As fewer K-12 schools teach the meaning of the Fourth of July, young people are forming their attitudes about the country from other sources, some researchers say.
“Those who are more disenchanted with the United States, especially among younger people, tend to gravitate toward news outlets and social media that are critical of U.S. flaws and history,” said Ray Guarendi, an Ohio-based clinical psychologist who counsels parents and families.
In a June 24 survey of 1,024 middle school and high school students, conducted digitally by the homework learning platform Brainly for The Washington Times, 53.9% of students said they had learned about the Fourth of July in school and 33.1% said they hadn’t. The remainder skipped the question.
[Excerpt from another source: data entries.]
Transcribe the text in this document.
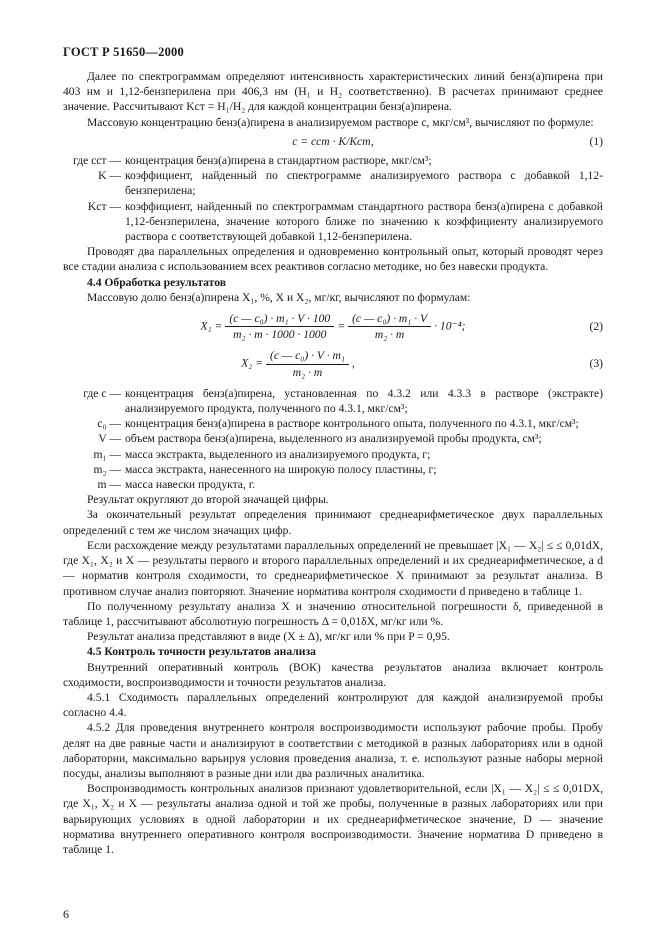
ГОСТ Р 51650—2000

Далее по спектрограммам определяют интенсивность характеристических линий бенз(а)пирена при 403 нм и 1,12-бензперилена при 406,3 нм (H₁ и H₂ соответственно). В расчетах принимают среднее значение. Рассчитывают Kст = H₁/H₂ для каждой концентрации бенз(а)пирена.

Массовую концентрацию бенз(а)пирена в анализируемом растворе c, мкг/см³, вычисляют по формуле:

c = cст · K/Kст,	(1)
где cст — концентрация бенз(а)пирена в стандартном растворе, мкг/см³;
K — коэффициент, найденный по спектрограмме анализируемого раствора с добавкой 1,12-бензперилена;
Kст — коэффициент, найденный по спектрограммам стандартного раствора бенз(а)пирена с добавкой 1,12-бензперилена, значение которого ближе по значению к коэффициенту анализируемого раствора с соответствующей добавкой 1,12-бензперилена.

Проводят два параллельных определения и одновременно контрольный опыт, который проводят через все стадии анализа с использованием всех реактивов согласно методике, но без навески продукта.

4.4 Обработка результатов

Массовую долю бенз(а)пирена X₁, %, X и X₂, мг/кг, вычисляют по формулам:

$X_1 = \frac{\text{(c — c₀) · m₁ · V · 100}}{\text{m₂ · m · 1000 · 1000}} = \frac{\text{(c — c₀) · m₁ · V}}{\text{m₂ · m}} \cdot 10^{-4}$;	(2)
$X_2 = \frac{\text{(c — c₀) · V · m₁}}{\text{m₂ · m}}$ ,	(3)
где c — концентрация бенз(а)пирена, установленная по 4.3.2 или 4.3.3 в растворе (экстракте) анализируемого продукта, полученного по 4.3.1, мкг/см³;
c₀ — концентрация бенз(а)пирена в растворе контрольного опыта, полученного по 4.3.1, мкг/см³;
V — объем раствора бенз(а)пирена, выделенного из анализируемой пробы продукта, см³;
m₁ — масса экстракта, выделенного из анализируемого продукта, г;
m₂ — масса экстракта, нанесенного на широкую полосу пластины, г;
m — масса навески продукта, г.

Результат округляют до второй значащей цифры.

За окончательный результат определения принимают среднеарифметическое двух параллельных определений с тем же числом значащих цифр.

Если расхождение между результатами параллельных определений не превышает |X₁ — X₂| ≤ ≤ 0,01dX, где X₁, X₂ и X — результаты первого и второго параллельных определений и их среднеарифметическое, а d— норматив контроля сходимости, то среднеарифметическое X принимают за результат анализа. В противном случае анализ повторяют. Значение норматива контроля сходимости d приведено в таблице 1.

По полученному результату анализа X и значению относительной погрешности δ, приведенной в таблице 1, рассчитывают абсолютную погрешность Δ = 0,01δX, мг/кг или %.

Результат анализа представляют в виде (X ± Δ), мг/кг или % при P = 0,95.

4.5 Контроль точности результатов анализа

Внутренний оперативный контроль (ВОК) качества результатов анализа включает контроль сходимости, воспроизводимости и точности результатов анализа.

4.5.1 Сходимость параллельных определений контролируют для каждой анализируемой пробы согласно 4.4.

4.5.2 Для проведения внутреннего контроля воспроизводимости используют рабочие пробы. Пробу делят на две равные части и анализируют в соответствии с методикой в разных лабораториях или в одной лаборатории, максимально варьируя условия проведения анализа, т. е. используют разные наборы мерной посуды, анализы выполняют в разные дни или два различных аналитика.

Воспроизводимость контрольных анализов признают удовлетворительной, если |X₁ — X₂| ≤ ≤ 0,01DX, где X₁, X₂ и X — результаты анализа одной и той же пробы, полученные в разных лабораториях или при варьирующих условиях в одной лаборатории и их среднеарифметическое значение, D — значение норматива внутреннего оперативного контроля воспроизводимости. Значение норматива D приведено в таблице 1.

6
Judson C. Edwards, dean of the business college at Troy University in Alabama, said a growing focus in education on the nation’s injustices rather than its independence is making young people less eager to celebrate July Fourth.
“Unfortunately, looking at this nationally, I think Independence Day has gradually become less of a unifying celebration, but rather a day to showcase our differences,” Mr. Edwards said. “Celebrating our freedom while demonizing the Founding Fathers. Celebrating our good economic fortune while reminding us of the injustices of income inequality and what free enterprise does to oppress the world.”